いつになったら出てくるんだろう。お昼?あ、お昼ごはんの時間になれば出てくるか。
……お昼ごはん!!
凛はあることをひらめき、ぱっと顔が明るくなった。
緊張しつつ透の部屋の扉をノックした。少し間が空いて、はい、と返事がかえってきた。
開けて中を覗くと、パソコンに向かって透が何かを打ち込んでいる。傍にはいかにも難解そうな研究書が数冊広げてあり、化学式だか暗号だかわかんない何かが連なっていた。
「透くん、お昼ごはん何がいい?」
手を止めて透が扉を振り返った。
あっ、眼鏡してる!
これはまた知的な……
初めて見る透の眼鏡姿になぜか奇妙な感動を覚えていた。
「任せるよ」
そんな短い言葉で済ませようとする透に、凛はなおも食いついていく。だって今日はまともに会話するって決めたのだから!!
「今日は、透くんの好きなものにしようと思って!」
突然そんな予想外のことを言われ、明らか戸惑っている透。
それでも真剣に考えてくれた。
うーん…じゃあ……と腕を組んで首を傾げる。
「……えび」
「え、えび?」
聞き間違いかと思った凛は、思わず聞き返してしまった。だが透が頷いたので、やっぱえびかと納得。(ちなみにこの後すぐに透は作業再開してしまったため、会話進まず)
失礼しました……と扉を閉め、息を吐く。
えび!えびだって!
意外すぎるっ、可愛いっ。凛は笑いがこらえきれなくなり、リビングを小躍りして回った。
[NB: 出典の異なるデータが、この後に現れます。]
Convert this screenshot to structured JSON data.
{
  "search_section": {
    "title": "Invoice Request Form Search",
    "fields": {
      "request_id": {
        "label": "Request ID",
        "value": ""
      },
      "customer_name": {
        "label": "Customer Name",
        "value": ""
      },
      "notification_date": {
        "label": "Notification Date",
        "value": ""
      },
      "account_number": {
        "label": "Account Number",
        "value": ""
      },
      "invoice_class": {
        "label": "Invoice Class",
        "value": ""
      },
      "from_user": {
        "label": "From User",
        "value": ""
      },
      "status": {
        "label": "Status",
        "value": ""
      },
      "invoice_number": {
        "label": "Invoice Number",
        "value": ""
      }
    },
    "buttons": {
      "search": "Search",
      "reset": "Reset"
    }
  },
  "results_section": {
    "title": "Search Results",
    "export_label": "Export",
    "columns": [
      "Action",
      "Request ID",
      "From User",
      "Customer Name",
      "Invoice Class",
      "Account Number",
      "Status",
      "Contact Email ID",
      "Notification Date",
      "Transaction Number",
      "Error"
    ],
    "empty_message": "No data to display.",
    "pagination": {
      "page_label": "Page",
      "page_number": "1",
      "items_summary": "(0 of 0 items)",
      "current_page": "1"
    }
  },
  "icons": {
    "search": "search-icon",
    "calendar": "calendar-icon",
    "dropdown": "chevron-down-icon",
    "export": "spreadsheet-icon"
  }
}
この後すぐに調理に取り掛かった。腕によりをかけ、いつも以上に気合を入れ、透と話せるルームメイトになるため頑張った。
そして正午。自室から伸びをしながら出てきた透は、リビングに広がるいい香りに気付いたようだ。
キッチンで透が来るのを今か今かと待ち受けていた凛は、じゃーん!と、フライパンを開けた。
「エビピラフー!」
その彩りの良さと香り(と凛の妙な気合)に透はおぉ、と小さな歓声をあげる。
温かいオニオンスープ、サラダ、透の好きなえびが大量に入った特製のエビピラフ。透は素直においしそうだと思った。
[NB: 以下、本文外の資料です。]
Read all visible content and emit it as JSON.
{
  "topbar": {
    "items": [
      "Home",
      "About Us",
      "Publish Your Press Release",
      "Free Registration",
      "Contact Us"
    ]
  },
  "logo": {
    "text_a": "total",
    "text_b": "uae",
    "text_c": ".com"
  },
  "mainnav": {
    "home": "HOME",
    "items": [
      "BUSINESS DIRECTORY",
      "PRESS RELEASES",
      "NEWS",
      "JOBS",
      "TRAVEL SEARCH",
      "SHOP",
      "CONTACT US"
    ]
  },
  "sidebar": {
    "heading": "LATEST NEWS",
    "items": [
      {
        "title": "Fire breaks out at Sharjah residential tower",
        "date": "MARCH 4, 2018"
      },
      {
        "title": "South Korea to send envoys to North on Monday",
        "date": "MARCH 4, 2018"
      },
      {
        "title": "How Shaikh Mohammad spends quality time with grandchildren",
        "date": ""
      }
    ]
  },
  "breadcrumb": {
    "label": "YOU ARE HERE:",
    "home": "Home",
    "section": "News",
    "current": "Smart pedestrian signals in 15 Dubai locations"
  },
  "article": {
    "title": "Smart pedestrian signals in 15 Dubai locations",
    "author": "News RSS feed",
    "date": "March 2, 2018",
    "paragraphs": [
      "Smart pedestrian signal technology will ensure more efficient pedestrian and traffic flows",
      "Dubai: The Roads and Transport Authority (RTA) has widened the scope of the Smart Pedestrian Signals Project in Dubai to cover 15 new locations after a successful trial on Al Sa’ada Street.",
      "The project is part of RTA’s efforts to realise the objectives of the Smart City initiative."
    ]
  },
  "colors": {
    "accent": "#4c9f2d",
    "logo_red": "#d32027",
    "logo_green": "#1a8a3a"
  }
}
「透くんには、ピラフのおこげの所と、えびをいっぱいいれておいたからね!」
「ありがと。いただきます」
「食べて食べて!」
ピラフを一口運び、味わって食べる。うわ、これは本当にうまい。透は改めて凛の料理の腕に感心した。
「どう?おいしい?まずい?」
顔をあげると、凛は身を乗り出して透に聞いてきた。その表情は真剣そのもの。まるで褒められるのを待つペットのよう。
「おいしいよ」
透が本心から、凛の目を見てそう言うと、凛の顔に花が咲くように満面の笑みが広がった。
「わー!嬉しいーっ!」
自分で何度も手を叩いて、踊り出しかねない喜びよう。そんな凛を見て、よっぽど気合いれて作ったんだな、と思った。
……これには可愛いと思わずにはいられなくて。
透は思わず微笑んだ。
その透の笑顔を見た凛と言えば。喜んでいたのも忘れて頬を真っ赤に染め、本来の目的を放棄ししおらしくなり、すっかり話せなくなってしまった。
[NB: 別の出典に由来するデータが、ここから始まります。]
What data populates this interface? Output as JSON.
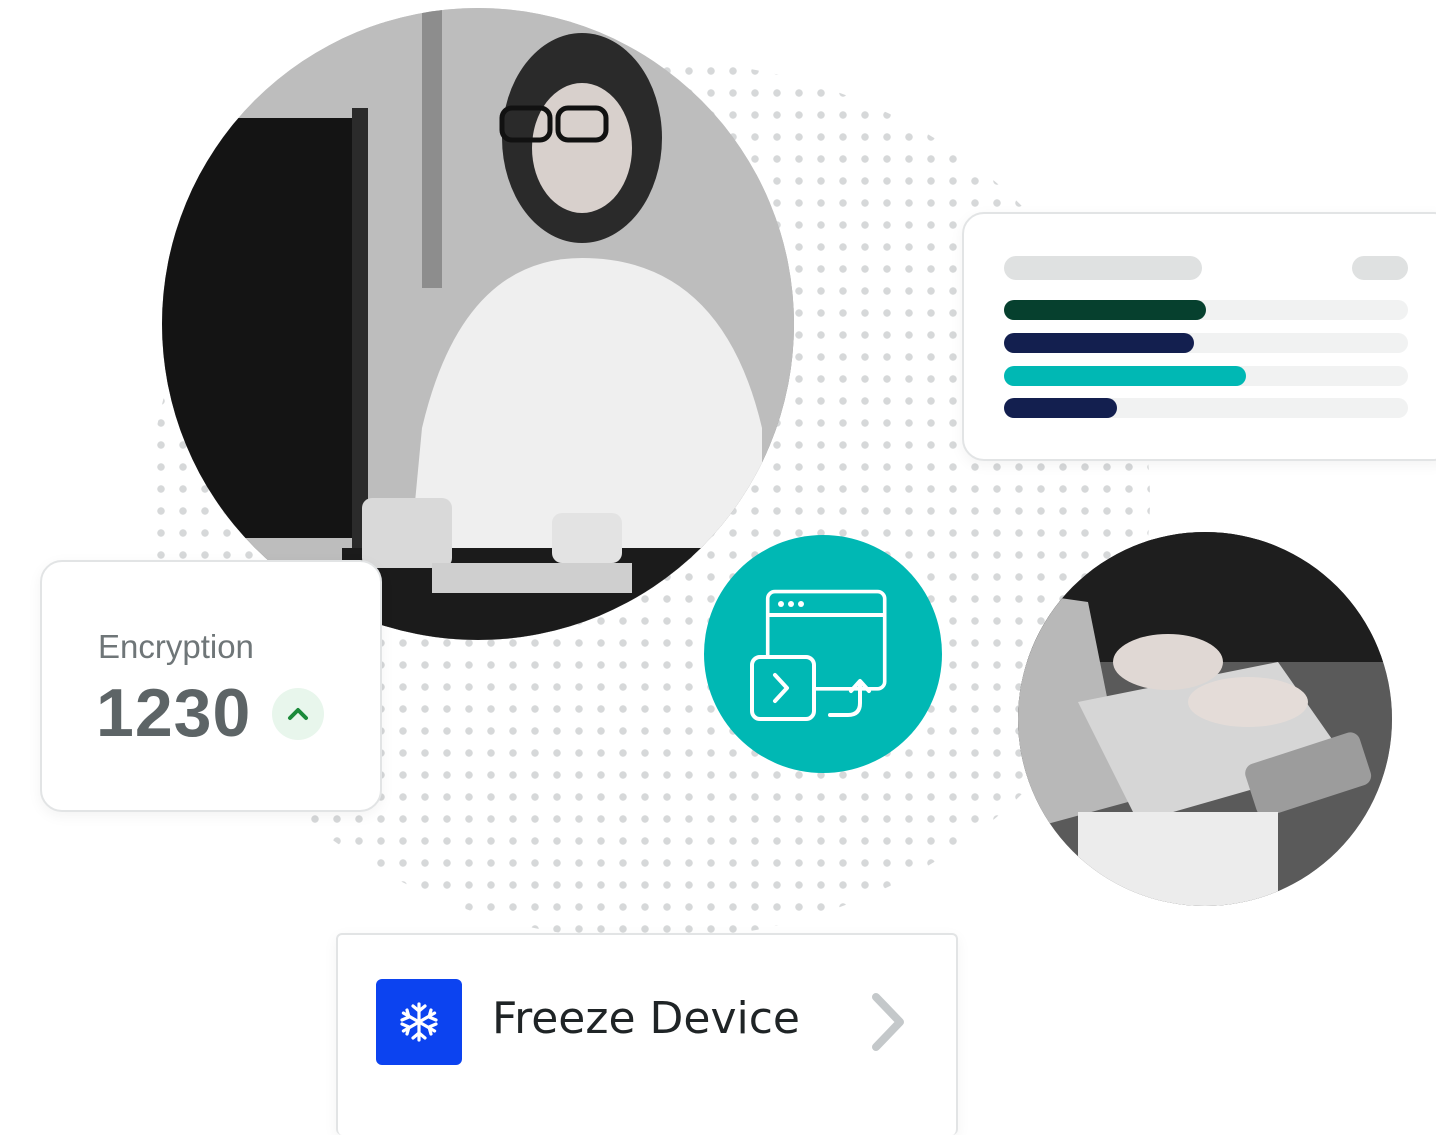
{
  "metric": {
    "label": "Encryption",
    "value": "1230",
    "trend": "up",
    "trend_icon": "chevron-up-icon",
    "trend_color": "#1b8a3a"
  },
  "progress_panel": {
    "bars": [
      {
        "fill": 0.5,
        "color": "#06402e"
      },
      {
        "fill": 0.47,
        "color": "#131f4f"
      },
      {
        "fill": 0.6,
        "color": "#00b8b4"
      },
      {
        "fill": 0.28,
        "color": "#131f4f"
      }
    ]
  },
  "app_badge": {
    "icon": "terminal-window-upload-icon",
    "color": "#00b8b4"
  },
  "action": {
    "label": "Freeze Device",
    "icon": "snowflake-icon",
    "icon_bg": "#0c43f0",
    "chevron": "chevron-right-icon"
  },
  "photos": {
    "main": "woman-at-computer-photo",
    "side": "hands-on-laptop-photo"
  }
}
あたしおかしい。なんか心臓が変になっちゃったみたい。
熱の冷めない頬を、手の甲で抑えて必死に冷まそうとするも、なかなかうまくは行かず。
そんな顔されたら、何度だって作りたくなる……。
せっかく作ったピラフの味もほとんど分からなかった。
それでも透の笑顔が見れたのは、今日一番の収穫なのだった。